Once inside, we marvelled at all the beautiful things available for purchase. There were six or seven floors, each one filled with gorgeous goods, like an upscale department store, but French. As we ascended, we looked at things to purchase for my daughter or to take home with us, and we looked just to look. My daughter had me take pictures of these lovely designer gowns so that I could try to recreate them for her next dance or prom. They both cost more than a small used car. You should have seen the prices on the wedding gowns.
She wanted a coat. We began looking in an area that we thought was the juniors department. We were on a floor of designer clothing, and the prices were more than we wanted to pay. Some of them much more. But she continued to look and as we made our way around the floor, we came to a designer who specialized in more affordable clothing for young women. There she found a little trench coat she loved, just longer than a mini skirt in a soft army green. It is beautifully cut and fits her well. She is wearing the coat below in a picture taken at the gate of the Tuilleries Gardens. (Her aunt says this picture is very "Madeleine, the teenage years").
We bought shoes, dresses, some tops, teal blue tights, a couple of lovely patterned silk scarves for me, and little presents for her brothers and father, my parents and my mother-in-law. The escalators ran all the way to the roof of the building, for gorgeous views of Paris.
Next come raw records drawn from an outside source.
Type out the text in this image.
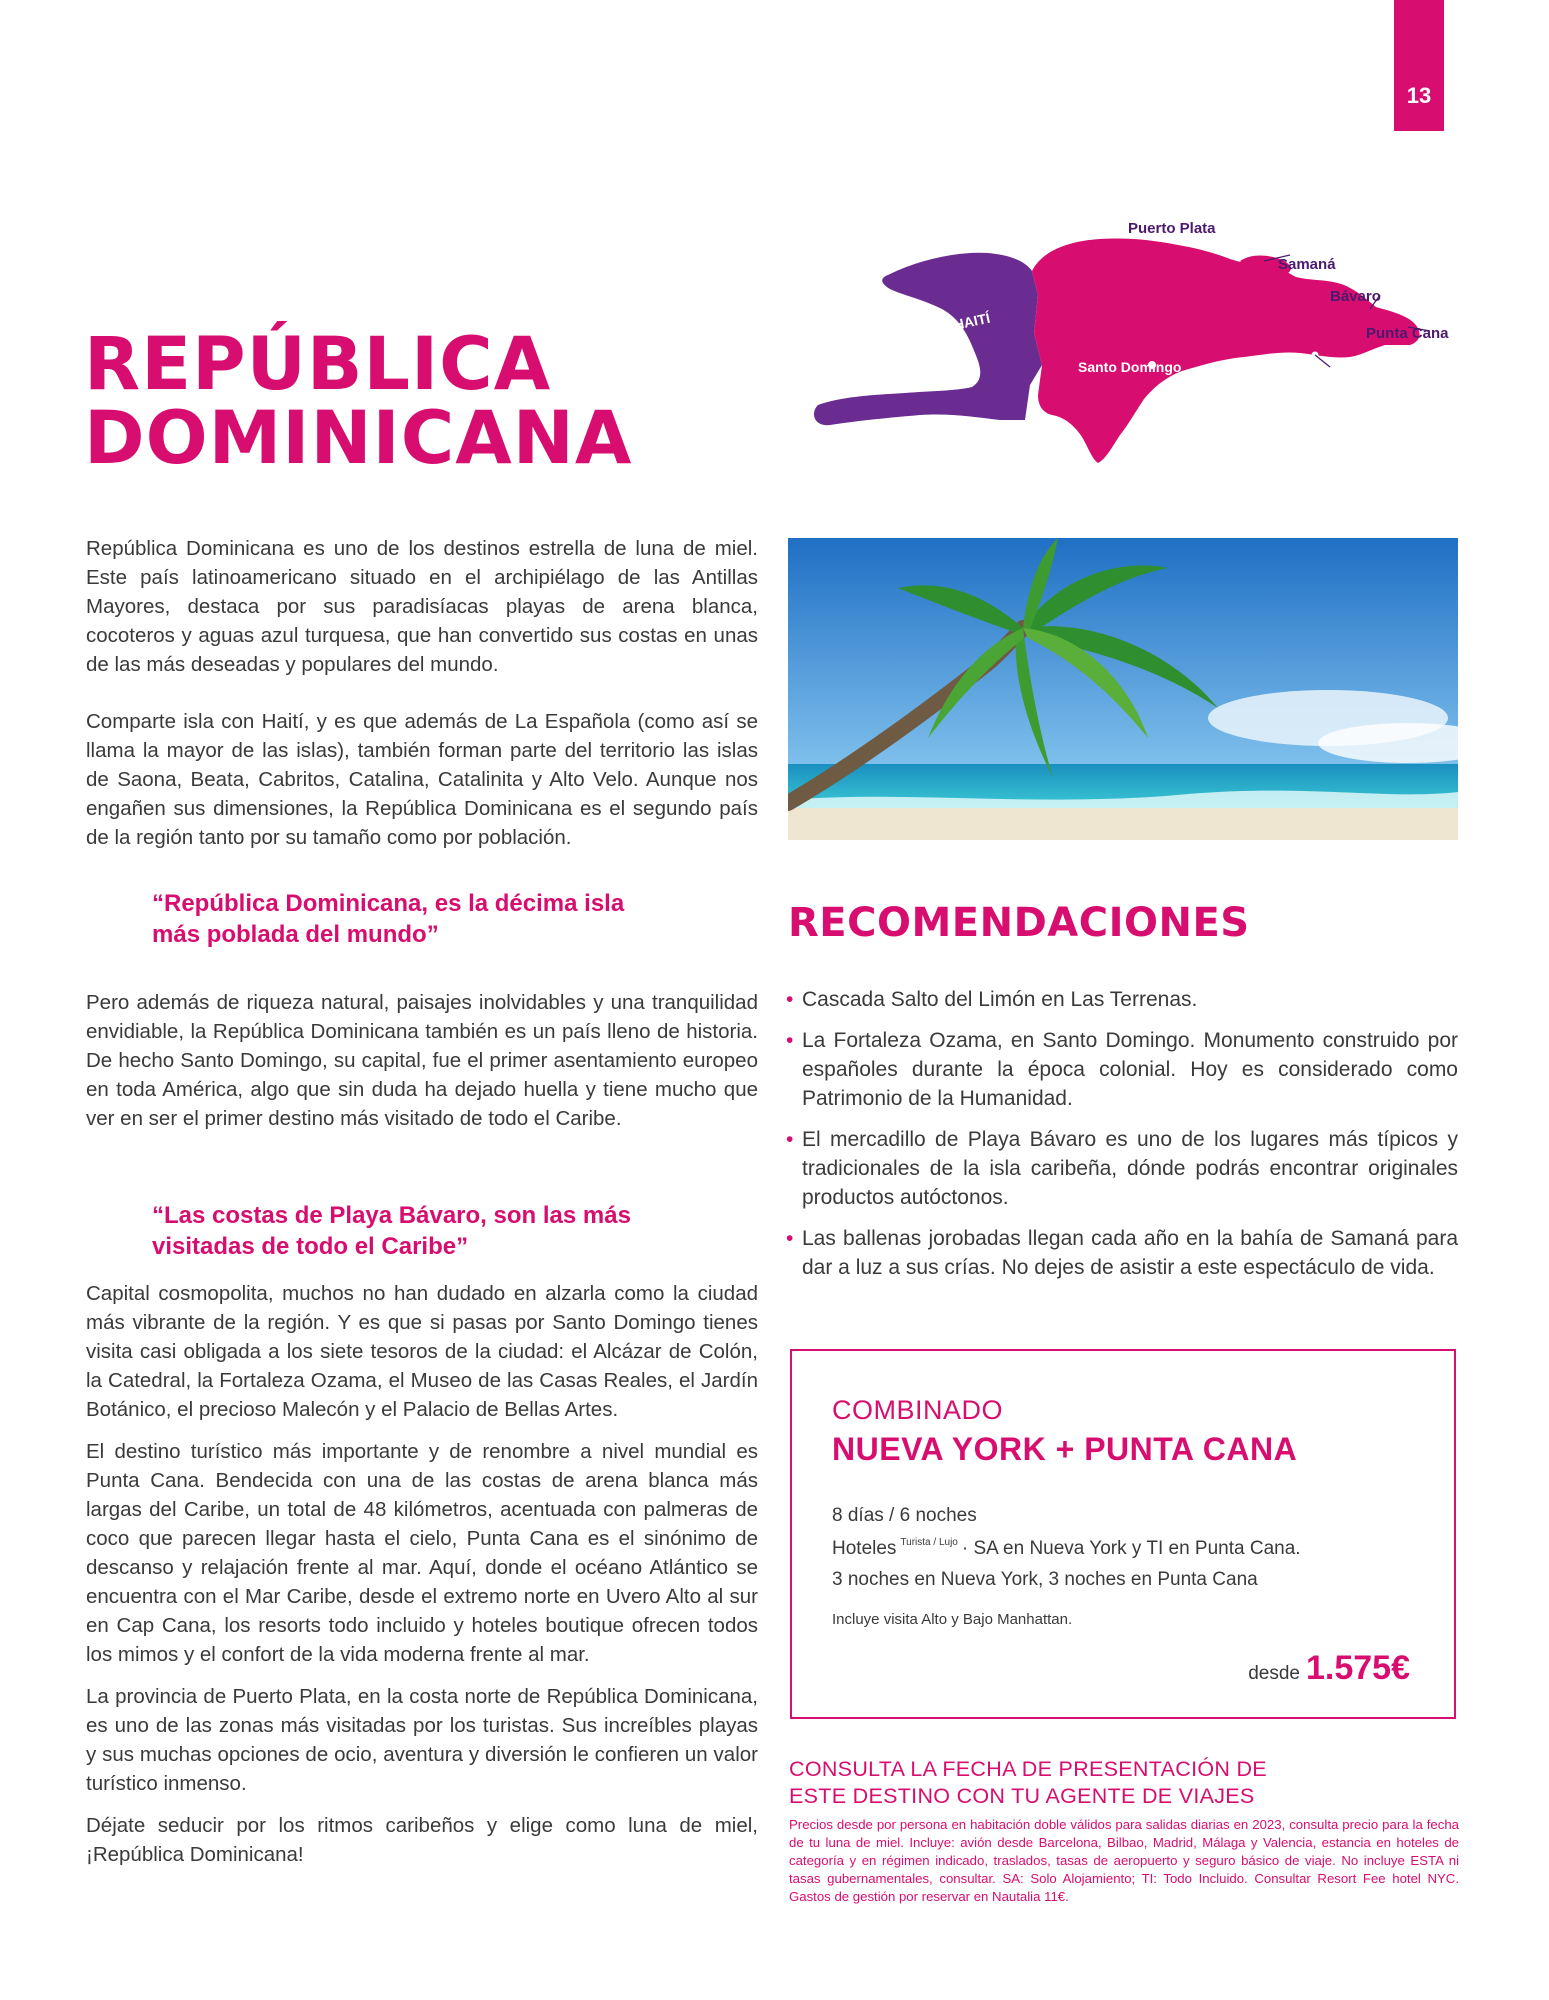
13
HAITÍ
Puerto Plata
Samaná
Bávaro
Punta Cana
Santo Domingo	La Romana
REPÚBLICA
DOMINICANA

República Dominicana es uno de los destinos estrella de luna de miel. Este país latinoamericano situado en el archipiélago de las Antillas Mayores, destaca por sus paradisíacas playas de arena blanca, cocoteros y aguas azul turquesa, que han convertido sus costas en unas de las más deseadas y populares del mundo.

Comparte isla con Haití, y es que además de La Española (como así se llama la mayor de las islas), también forman parte del territorio las islas de Saona, Beata, Cabritos, Catalina, Catalinita y Alto Velo. Aunque nos engañen sus dimensiones, la República Dominicana es el segundo país de la región tanto por su tamaño como por población.

“República Dominicana, es la décima isla
más poblada del mundo”

Pero además de riqueza natural, paisajes inolvidables y una tranquilidad envidiable, la República Dominicana también es un país lleno de historia. De hecho Santo Domingo, su capital, fue el primer asentamiento europeo en toda América, algo que sin duda ha dejado huella y tiene mucho que ver en ser el primer destino más visitado de todo el Caribe.

“Las costas de Playa Bávaro, son las más
visitadas de todo el Caribe”

Capital cosmopolita, muchos no han dudado en alzarla como la ciudad más vibrante de la región. Y es que si pasas por Santo Domingo tienes visita casi obligada a los siete tesoros de la ciudad: el Alcázar de Colón, la Catedral, la Fortaleza Ozama, el Museo de las Casas Reales, el Jardín Botánico, el precioso Malecón y el Palacio de Bellas Artes.

El destino turístico más importante y de renombre a nivel mundial es Punta Cana. Bendecida con una de las costas de arena blanca más largas del Caribe, un total de 48 kilómetros, acentuada con palmeras de coco que parecen llegar hasta el cielo, Punta Cana es el sinónimo de descanso y relajación frente al mar. Aquí, donde el océano Atlántico se encuentra con el Mar Caribe, desde el extremo norte en Uvero Alto al sur en Cap Cana, los resorts todo incluido y hoteles boutique ofrecen todos los mimos y el confort de la vida moderna frente al mar.

La provincia de Puerto Plata, en la costa norte de República Dominicana, es uno de las zonas más visitadas por los turistas. Sus increíbles playas y sus muchas opciones de ocio, aventura y diversión le confieren un valor turístico inmenso.

Déjate seducir por los ritmos caribeños y elige como luna de miel, ¡República Dominicana!

RECOMENDACIONES
• Cascada Salto del Limón en Las Terrenas.
• La Fortaleza Ozama, en Santo Domingo. Monumento construido por españoles durante la época colonial. Hoy es considerado como Patrimonio de la Humanidad.
• El mercadillo de Playa Bávaro es uno de los lugares más típicos y tradicionales de la isla caribeña, dónde podrás encontrar originales productos autóctonos.
• Las ballenas jorobadas llegan cada año en la bahía de Samaná para dar a luz a sus crías. No dejes de asistir a este espectáculo de vida.
COMBINADO
NUEVA YORK + PUNTA CANA
8 días / 6 noches
Hoteles $^{Turista / Lujo}$ · SA en Nueva York y TI en Punta Cana.
3 noches en Nueva York, 3 noches en Punta Cana
Incluye visita Alto y Bajo Manhattan.
desde 1.575€

CONSULTA LA FECHA DE PRESENTACIÓN DE
ESTE DESTINO CON TU AGENTE DE VIAJES

Precios desde por persona en habitación doble válidos para salidas diarias en 2023, consulta precio para la fecha de tu luna de miel. Incluye: avión desde Barcelona, Bilbao, Madrid, Málaga y Valencia, estancia en hoteles de categoría y en régimen indicado, traslados, tasas de aeropuerto y seguro básico de viaje. No incluye ESTA ni tasas gubernamentales, consultar. SA: Solo Alojamiento; TI: Todo Incluido. Consultar Resort Fee hotel NYC. Gastos de gestión por reservar en Nautalia 11€.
Even though the day was overcast and gray, you could see the Eiffel Tower in the distance.
We had a fantastic time, but we were tired and needed sustenance. After a meal in the Lafayette Caffe followed by ridiculously decadent desserts, we decided to return to the hotel. As we watched the underground world of the Metro pass us by, we discussed our purchases. My lovely daughter realized she had forgotten one important thing: a French language dictionary and a book, about third grade level or so, that she could use to improve her French reading and vocabulary skills. She thought that someone in a bookstore might be able to help her choose well. We were leaving in just a few days and might not have much more free time. I remembered that first day we had seen what looked like a charming little bookstore near the hotel. It was still open when we passed by on our way to the hotel from Oberkampf Station, so we rushed to the hotel and took our bags and parcels to our room. We ran back down the three flights of stairs and out the door, walking the two or three city blocks and crossing Boulevard Voltaire to get to the book store, Paperterie Appel Librairie, which I think is literally translated "stationery call bookshop".
We had stopped in the little grocery for drinks and as we walked in, we carried them with us. A man about my age spoke to us sharply in French. We did not understand. My daughter said, "Pardon?" He immediately recognized that we weren't French and said in his heavily accented English that drinks weren't allowed in the store. He walked over to where we stood and took them from us, placing them on his counter for us to retrieve when we were ready to leave. A woman who we supposed to be his wife asked if we needed help. She had dark, short curly hair and dark eyes. She was impeccably dressed and groomed, and reminded me of a grown up version of the French exchange student in Better Off Dead. My daughter spoke to her in schoolgirl French, asking for a good dictionary and a book recommendation. There was much back and forth, and a young girl not much older than my daughter came from the back and started to speak to us in excellent English. The older woman walked away and busied herself at a shelf of books.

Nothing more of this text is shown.